Date: January 22, 2020


BOSTON — Kristina O'Connell, Special Agent in Charge of the Internal Revenue Service's Criminal Investigations in Boston announced the guilty plea of Karen Littlefair today in federal court in Boston in connection with paying $9,000 to have an individual take online classes for her son, in order to earn credits to facilitate his graduation from Georgetown University.

Karen Littlefair of Newport Beach, CA, pleaded guilty to one count of conspiracy to commit wire fraud. U.S. District Court Judge Allison D. Burroughs scheduled sentencing for May 13, 2020.

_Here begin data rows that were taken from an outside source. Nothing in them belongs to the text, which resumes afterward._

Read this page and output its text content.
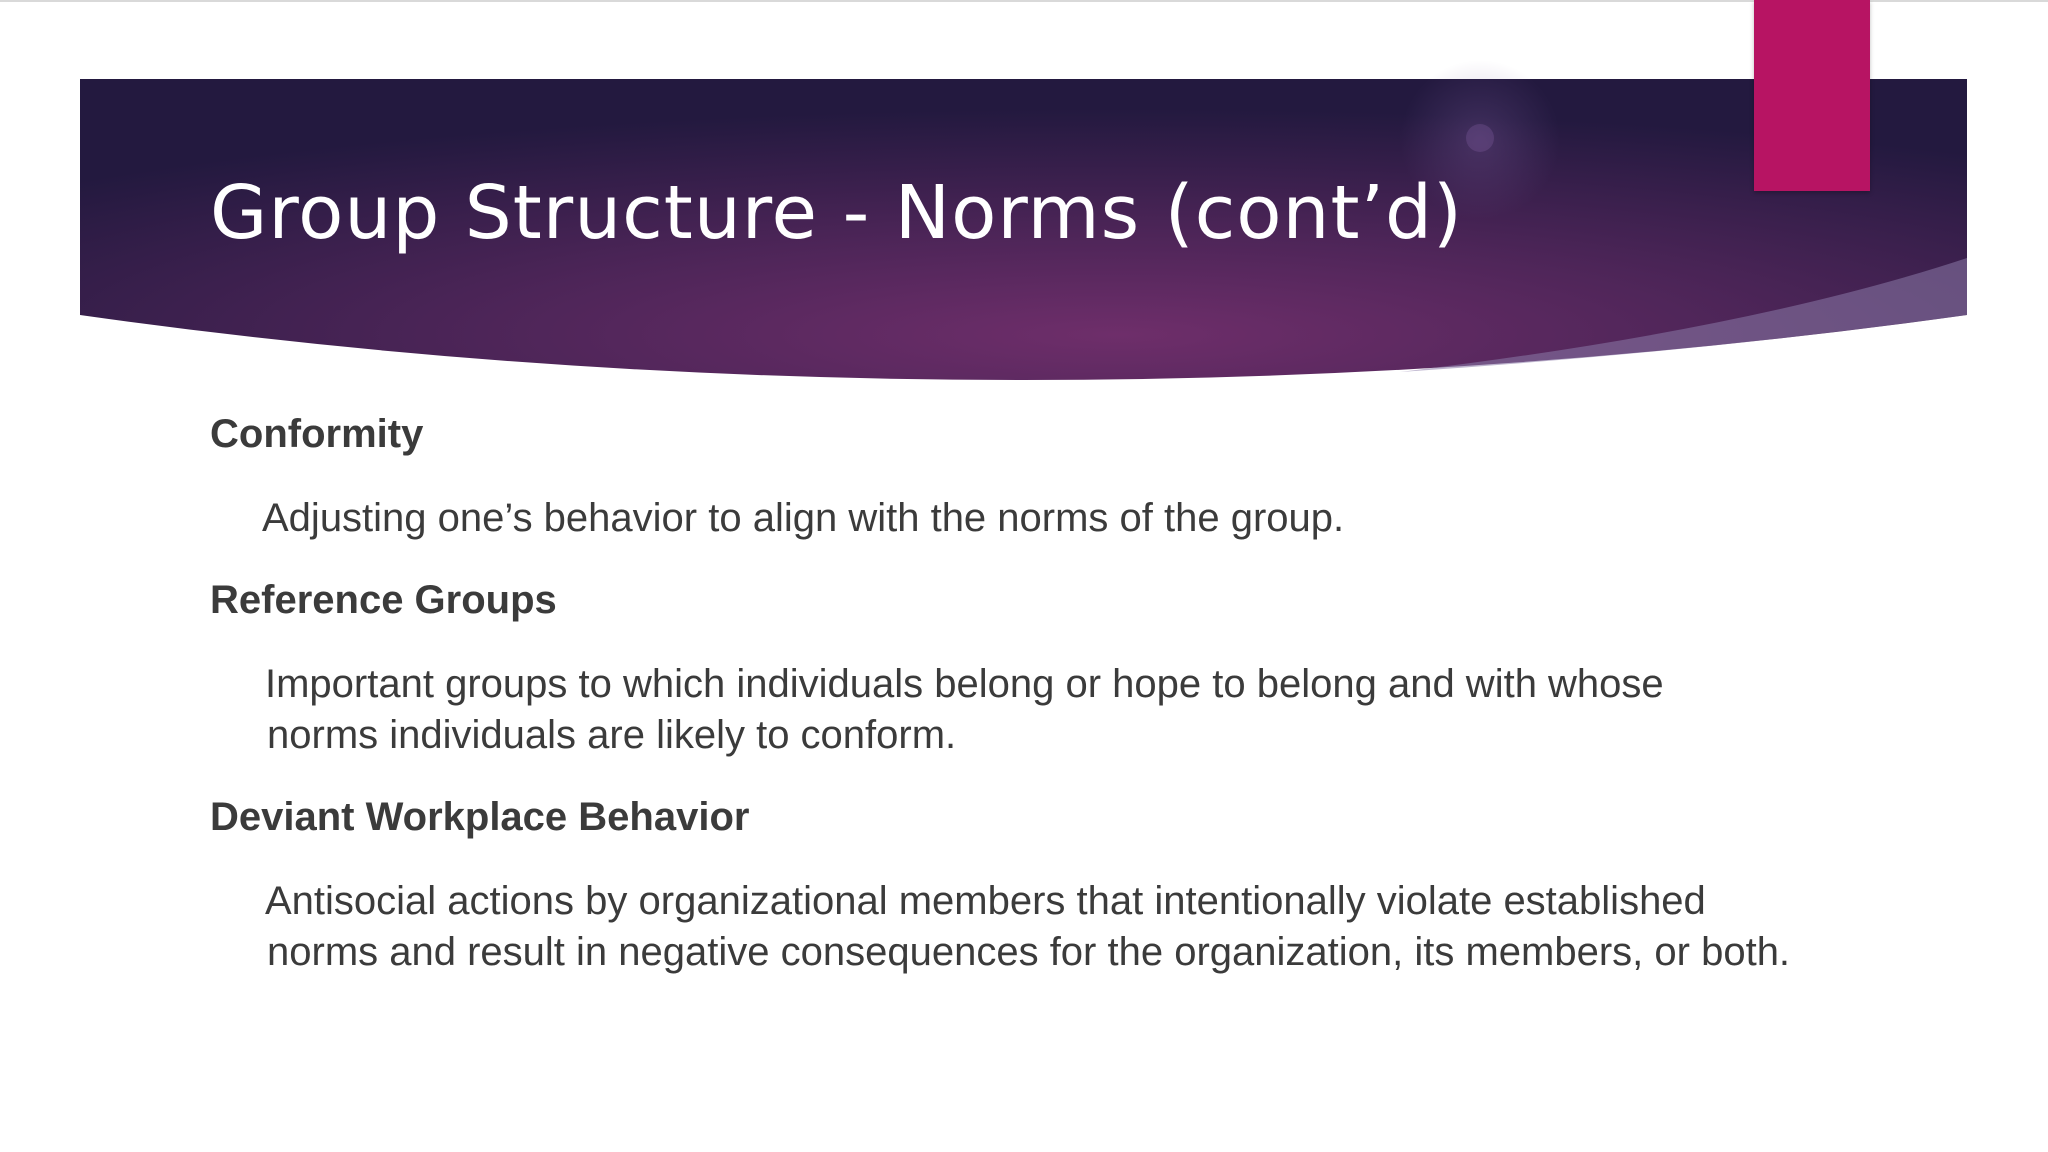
Group Structure - Norms (cont’d)
Conformity

Adjusting one’s behavior to align with the norms of the group.

Reference Groups

Important groups to which individuals belong or hope to belong and with whose

norms individuals are likely to conform.

Deviant Workplace Behavior

Antisocial actions by organizational members that intentionally violate established

norms and result in negative consequences for the organization, its members, or both.
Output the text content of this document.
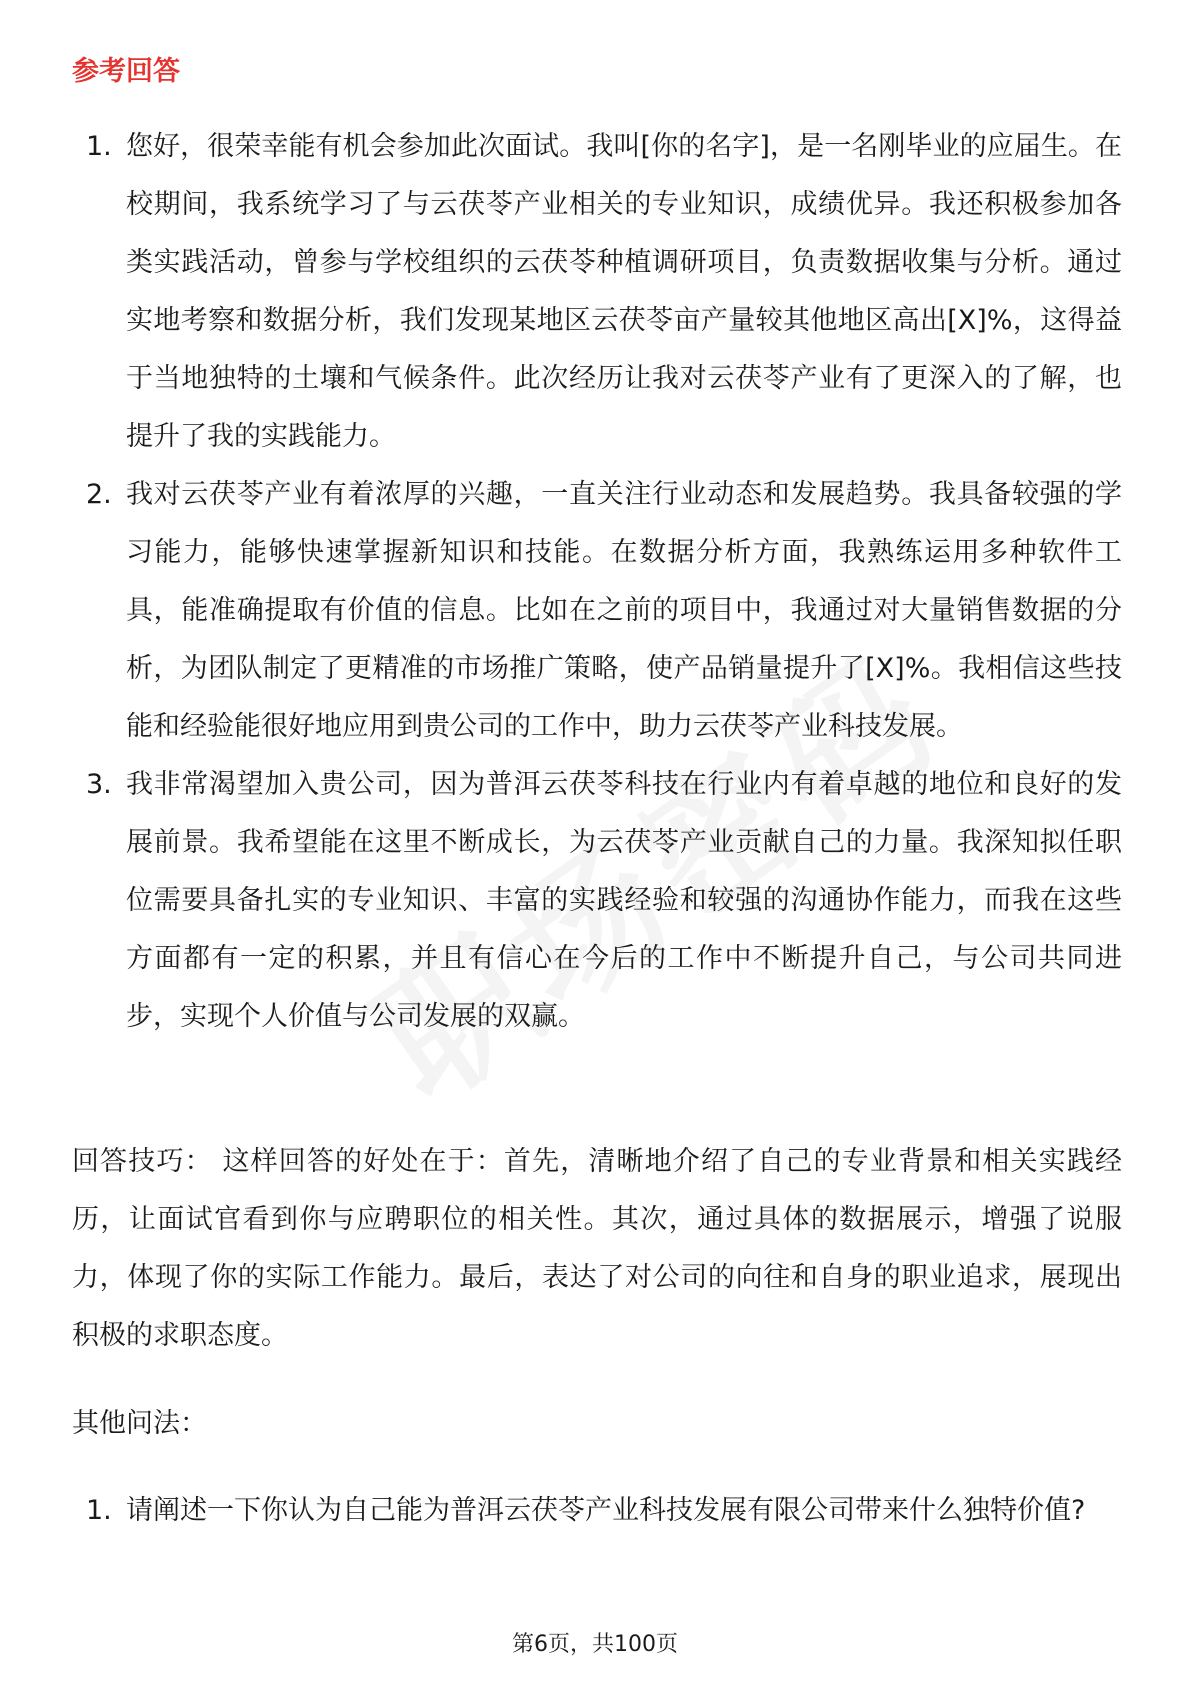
参考回答
1. 您好，很荣幸能有机会参加此次面试。我叫[你的名字]，是一名刚毕业的应届生。在校期间，我系统学习了与云茯苓产业相关的专业知识，成绩优异。我还积极参加各类实践活动，曾参与学校组织的云茯苓种植调研项目，负责数据收集与分析。通过实地考察和数据分析，我们发现某地区云茯苓亩产量较其他地区高出[X]%，这得益于当地独特的土壤和气候条件。此次经历让我对云茯苓产业有了更深入的了解，也提升了我的实践能力。
2. 我对云茯苓产业有着浓厚的兴趣，一直关注行业动态和发展趋势。我具备较强的学习能力，能够快速掌握新知识和技能。在数据分析方面，我熟练运用多种软件工具，能准确提取有价值的信息。比如在之前的项目中，我通过对大量销售数据的分析，为团队制定了更精准的市场推广策略，使产品销量提升了[X]%。我相信这些技能和经验能很好地应用到贵公司的工作中，助力云茯苓产业科技发展。
3. 我非常渴望加入贵公司，因为普洱云茯苓科技在行业内有着卓越的地位和良好的发展前景。我希望能在这里不断成长，为云茯苓产业贡献自己的力量。我深知拟任职位需要具备扎实的专业知识、丰富的实践经验和较强的沟通协作能力，而我在这些方面都有一定的积累，并且有信心在今后的工作中不断提升自己，与公司共同进步，实现个人价值与公司发展的双赢。

回答技巧： 这样回答的好处在于：首先，清晰地介绍了自己的专业背景和相关实践经历，让面试官看到你与应聘职位的相关性。其次，通过具体的数据展示，增强了说服力，体现了你的实际工作能力。最后，表达了对公司的向往和自身的职业追求，展现出积极的求职态度。

其他问法：

1. 请阐述一下你认为自己能为普洱云茯苓产业科技发展有限公司带来什么独特价值?
第6页，共100页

Littlefair agreed with William "Rick" Singer and others to pay approximately $9,000 to have an employee of Singer's for-profit college counseling business, The Edge College & Career Network ("The Key"), take online classes in place of Littlefair's son and submit those fraudulently earned credits to Georgetown to facilitate his graduation. The Key employee allegedly completed four classes for Littlefair's son at Georgetown and elsewhere, and in exchange, Littlefair paid Singer's company approximately $9,000. Littlefair's son graduated from Georgetown, using the credits earned by the Key employee, in May 2018.

Singer previously pleaded guilty and is cooperating with the government's investigation.

The charge of conspiracy to commit wire fraud carries a sentence of up to 20 years in prison, up to three years of supervised release and a fine of up to $250,000. According to the terms of the plea agreement, the government will recommend a sentence of four months in prison, one year of supervised release, a fine of $9,500 and restitution. Sentences are imposed by a federal district court judge based upon the U.S. Sentencing Guidelines and other statutory factors.

The details contained in the court documents are allegations and the remaining defendants are presumed not guilty unless and until proven guilty beyond a reasonable doubt in a court of law.